Can democracy work in Kenya?

An American diplomat said violence that broke out after Kenya's disputed election was "clear ethnic cleansing." The country could "collapse," said Makau Mutua in The Boston Globe, unless the rival sides can "accommodate each other

What happened
An American diplomat said on Tuesday that the ethnic clashes that have killed hundreds of people since Kenya’s disputed presidential election fell short of genocide, although a campaign in the Rift Valley to chase out members of the Kikuyu tribe loyal to President Mwai Kibaki amounted to “clear ethnic cleansing.” Mediator Kofi Annan, the former United Nations secretary general, urged Kibaki’s government to take “extraordinary measures” to protect the public after an opposition lawmaker was shot to death outside his home. (CNN)

What the commentators said
“Kenya stands at the brink of collapse,” said Makau Mutua in The Boston Globe (free registration). Since independence in 1964, no one has figured out how build a nation in Kenya “out of disparate, previously independent groups.” Now, unless Kibaki and rival Raila Odinga—who says Kibaki stole the election—“can accommodate each other” through a recount, a new election, or a power-sharing agreement, a country that once stood as “a beacon of hope and stability in a turbulent region” will dissolve into “genocidal” chaos.

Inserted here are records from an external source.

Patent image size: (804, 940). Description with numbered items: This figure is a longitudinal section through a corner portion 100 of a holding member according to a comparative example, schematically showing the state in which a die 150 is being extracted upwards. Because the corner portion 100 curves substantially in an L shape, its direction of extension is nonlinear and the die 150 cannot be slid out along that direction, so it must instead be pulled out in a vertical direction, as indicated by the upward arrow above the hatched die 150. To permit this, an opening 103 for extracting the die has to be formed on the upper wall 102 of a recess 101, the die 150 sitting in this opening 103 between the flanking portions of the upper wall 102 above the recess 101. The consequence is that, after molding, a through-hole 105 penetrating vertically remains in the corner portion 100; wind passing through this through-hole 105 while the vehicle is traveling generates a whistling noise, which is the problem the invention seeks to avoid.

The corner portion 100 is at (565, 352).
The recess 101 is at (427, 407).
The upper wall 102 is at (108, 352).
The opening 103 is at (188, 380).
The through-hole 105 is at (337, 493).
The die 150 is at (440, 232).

This has happend “hundreds of times, in dozens of countries,” said Ralph Peters in the New York Post (free registration). The West simply can’t impose its model of democracy on countries where an “alpha tribe” has the numbers to “dominate at the polls,” and “lord it over everybody else.” So we share the blame: “Until we see the world as it is, rather than as we wish it to be, elections will tear tribal societies apart—as in Kenya today.”

It’s true that there is “no solution in sight,” said the AP’s Michelle Faul via Google. But it took “deep-rooted problems” to turn “anger over the election” into “murderous hate between neighbors of decades.” Some of the violence was fueled by the “pent-up anger” of the marginalized majority in Nairobi’s slums, and some was a delayed reaction to an earlier government’s decision to give Kikuyu tribe members land that British colonizers had seized from Kalenjin and Masai people. It’s politicians who human rights groups say have manipulated simmering anger for their own purposes.